Sunday, 26 August 2012

Thirteenth Sunday After Pentecost

It isn't easy being a Catholic these days.  No it is a breeze, if you live somewhere politically and geologically stable, you've got food in your belly and some money in your bank account.  But I digress.  Here in 2012, if (like me) you have fallen in love with the old collects, antiphons and ancient hymns and say Lauds and Vespers, then you meditate on the readings from the EF of the Mass.  You may then (like me) always end up at a NO Mass on Sundays, so you meditate on the readings in that too.  Sooo much scripture, so many blessings! But I digress again.  What I've been ruminating over this morning is the Gospel for the day for the EF form of the Mass; the story of the 10 lepers (Lk 17: 11-19).

Those lepers have been bugging me for years.

When people ask me why I have such difficulty in praying to be well again, I always cite those lepers. I say I'm terrified, that once I'm cured I'll go off doing my own thing and forget to give thanks to the Lord, like 9 out of the 10. However, that isn't the whole story for me.
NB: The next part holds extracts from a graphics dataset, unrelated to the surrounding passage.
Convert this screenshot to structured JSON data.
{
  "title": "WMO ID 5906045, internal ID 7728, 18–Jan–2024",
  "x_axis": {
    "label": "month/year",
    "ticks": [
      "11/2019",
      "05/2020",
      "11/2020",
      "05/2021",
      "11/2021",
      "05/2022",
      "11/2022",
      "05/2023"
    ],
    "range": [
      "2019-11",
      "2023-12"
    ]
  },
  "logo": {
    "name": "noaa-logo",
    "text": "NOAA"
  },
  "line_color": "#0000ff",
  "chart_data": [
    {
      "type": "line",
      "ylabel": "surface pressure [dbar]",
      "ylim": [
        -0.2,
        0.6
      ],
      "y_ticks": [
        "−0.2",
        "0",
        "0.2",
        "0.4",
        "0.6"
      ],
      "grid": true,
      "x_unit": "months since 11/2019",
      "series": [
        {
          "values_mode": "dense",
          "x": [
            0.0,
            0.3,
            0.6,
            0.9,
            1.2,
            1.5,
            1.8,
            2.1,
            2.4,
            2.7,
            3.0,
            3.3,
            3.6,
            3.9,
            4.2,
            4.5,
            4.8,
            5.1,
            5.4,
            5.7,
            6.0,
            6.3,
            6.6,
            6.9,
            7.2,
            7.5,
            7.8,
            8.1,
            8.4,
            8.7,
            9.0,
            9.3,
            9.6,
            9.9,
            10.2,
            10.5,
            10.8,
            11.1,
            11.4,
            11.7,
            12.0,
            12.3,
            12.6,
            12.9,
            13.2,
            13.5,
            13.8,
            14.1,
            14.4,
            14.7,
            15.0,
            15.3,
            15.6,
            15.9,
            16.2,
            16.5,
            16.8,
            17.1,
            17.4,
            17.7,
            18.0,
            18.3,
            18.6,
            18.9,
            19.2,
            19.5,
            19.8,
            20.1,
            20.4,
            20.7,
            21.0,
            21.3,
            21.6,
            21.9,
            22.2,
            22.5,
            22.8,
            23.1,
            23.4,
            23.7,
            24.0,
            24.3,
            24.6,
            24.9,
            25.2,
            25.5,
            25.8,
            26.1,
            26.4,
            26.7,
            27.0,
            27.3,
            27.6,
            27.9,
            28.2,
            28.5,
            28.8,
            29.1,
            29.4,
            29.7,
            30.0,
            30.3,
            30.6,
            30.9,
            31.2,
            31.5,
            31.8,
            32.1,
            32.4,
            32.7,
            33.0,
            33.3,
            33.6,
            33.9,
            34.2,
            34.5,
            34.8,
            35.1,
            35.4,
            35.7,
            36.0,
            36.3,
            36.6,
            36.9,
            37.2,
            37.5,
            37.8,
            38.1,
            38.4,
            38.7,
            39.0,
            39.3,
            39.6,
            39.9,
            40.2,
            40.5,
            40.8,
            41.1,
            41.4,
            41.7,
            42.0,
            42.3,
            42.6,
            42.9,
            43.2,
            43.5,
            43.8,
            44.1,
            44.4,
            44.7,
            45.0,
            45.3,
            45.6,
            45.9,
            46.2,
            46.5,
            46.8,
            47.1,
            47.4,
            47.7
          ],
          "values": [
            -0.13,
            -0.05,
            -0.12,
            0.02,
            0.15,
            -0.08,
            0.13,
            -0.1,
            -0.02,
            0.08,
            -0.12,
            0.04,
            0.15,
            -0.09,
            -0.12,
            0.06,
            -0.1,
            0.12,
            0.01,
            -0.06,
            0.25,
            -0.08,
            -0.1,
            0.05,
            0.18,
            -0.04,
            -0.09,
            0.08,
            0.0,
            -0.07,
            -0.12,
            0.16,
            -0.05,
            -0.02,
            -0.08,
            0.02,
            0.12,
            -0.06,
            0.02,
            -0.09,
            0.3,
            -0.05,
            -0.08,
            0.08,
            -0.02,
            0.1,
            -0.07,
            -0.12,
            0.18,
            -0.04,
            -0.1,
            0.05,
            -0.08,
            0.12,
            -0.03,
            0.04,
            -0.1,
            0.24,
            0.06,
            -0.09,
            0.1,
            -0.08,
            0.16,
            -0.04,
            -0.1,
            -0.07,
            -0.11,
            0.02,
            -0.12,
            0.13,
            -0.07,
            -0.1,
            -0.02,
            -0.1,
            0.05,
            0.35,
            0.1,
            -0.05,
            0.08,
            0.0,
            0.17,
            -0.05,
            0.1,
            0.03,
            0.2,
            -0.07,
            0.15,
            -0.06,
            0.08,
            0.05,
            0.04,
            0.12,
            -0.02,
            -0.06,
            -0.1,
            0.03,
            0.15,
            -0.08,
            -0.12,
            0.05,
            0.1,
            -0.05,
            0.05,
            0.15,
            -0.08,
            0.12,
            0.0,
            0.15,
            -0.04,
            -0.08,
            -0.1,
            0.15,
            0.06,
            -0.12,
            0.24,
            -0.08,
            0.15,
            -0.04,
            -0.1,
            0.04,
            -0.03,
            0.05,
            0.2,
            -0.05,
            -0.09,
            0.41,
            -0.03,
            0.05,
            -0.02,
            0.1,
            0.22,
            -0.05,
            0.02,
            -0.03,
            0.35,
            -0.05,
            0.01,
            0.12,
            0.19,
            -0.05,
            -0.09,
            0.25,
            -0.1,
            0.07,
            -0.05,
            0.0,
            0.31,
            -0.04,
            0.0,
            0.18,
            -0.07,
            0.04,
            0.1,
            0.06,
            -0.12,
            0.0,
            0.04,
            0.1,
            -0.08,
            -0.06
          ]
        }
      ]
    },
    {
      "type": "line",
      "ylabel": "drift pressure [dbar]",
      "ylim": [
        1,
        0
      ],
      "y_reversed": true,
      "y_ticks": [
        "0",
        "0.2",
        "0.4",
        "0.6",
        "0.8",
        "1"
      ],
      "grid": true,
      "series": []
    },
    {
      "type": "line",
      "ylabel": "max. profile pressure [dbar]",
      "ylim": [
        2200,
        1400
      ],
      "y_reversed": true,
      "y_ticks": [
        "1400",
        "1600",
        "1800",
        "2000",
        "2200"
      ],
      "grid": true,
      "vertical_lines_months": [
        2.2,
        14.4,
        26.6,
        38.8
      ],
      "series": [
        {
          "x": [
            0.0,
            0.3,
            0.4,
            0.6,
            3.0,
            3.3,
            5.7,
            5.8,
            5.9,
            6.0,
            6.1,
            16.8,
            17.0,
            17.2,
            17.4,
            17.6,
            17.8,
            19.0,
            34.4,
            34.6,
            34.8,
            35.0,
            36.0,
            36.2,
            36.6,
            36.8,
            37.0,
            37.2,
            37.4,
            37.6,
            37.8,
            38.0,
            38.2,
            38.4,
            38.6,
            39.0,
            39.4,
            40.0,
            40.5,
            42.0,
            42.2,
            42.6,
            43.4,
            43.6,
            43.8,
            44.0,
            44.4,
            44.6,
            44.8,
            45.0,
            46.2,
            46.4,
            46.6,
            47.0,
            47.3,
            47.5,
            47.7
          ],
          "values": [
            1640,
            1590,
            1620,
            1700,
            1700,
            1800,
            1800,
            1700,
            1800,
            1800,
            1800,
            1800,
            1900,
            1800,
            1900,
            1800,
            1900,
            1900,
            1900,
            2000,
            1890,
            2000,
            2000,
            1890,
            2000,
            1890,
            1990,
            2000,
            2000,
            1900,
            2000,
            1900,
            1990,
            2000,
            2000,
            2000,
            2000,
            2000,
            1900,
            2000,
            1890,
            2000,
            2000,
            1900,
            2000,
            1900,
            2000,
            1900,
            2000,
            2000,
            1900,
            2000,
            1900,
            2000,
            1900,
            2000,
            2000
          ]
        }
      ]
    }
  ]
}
The lepers knew they had leprosy.  They knew what they wished to be cured from and they implored Our Lord to be cured from that which they knew was ailing them.  The passage is always taken metaphorically as well to show us how leprosy of the soul can be cured, when we know our sins and go to the priest to confess those sins.  My problem quite simply is I don't now what ails me physically.  Therefore I can't ask to be cured from it.  There are a range of unpleasant symptoms and like the Lernaean Hydra, you think you've got to manage one of them and two more spring up in its place.  Yet the illness isn't a beast.  It is a burden. Nobody really has a clue what I am carrying (not even me) and it changes its shape and weight and burdensomeness at random.

But just maybe for now, this burden is necessary.  It certainly comes with many blessings and has increased my faith.  I am not attached to it, that would be wrong, I am detached from it and bored by it.  I am however slightly fearful of being without it, slightly scared of what God may have in store for me next.  I accept it, but I don't want to be resigned to it.

So, how will my story progress?  Will I get a diagnosis and implore the Lord to cure me of my ailment?  Somehow that seems too simple.  I accept that in my illness there is a purifying element for my soul. I rejoice that God has looked so favourably on me so far, when by all rights I should be long dead through my own mischief and bad living.

Fiat voluntas tua

What else can I say?

1 comment:

Robert said...

This is a hard one. On the one hand, I certainly agree with the Fiat, but I think I might also pray, If it is your will, please heal me, or at least reveal what is wrong, so the doctors know what to do, and don't let me forget to thank you!

And I will pray for you for both intentions! God bless.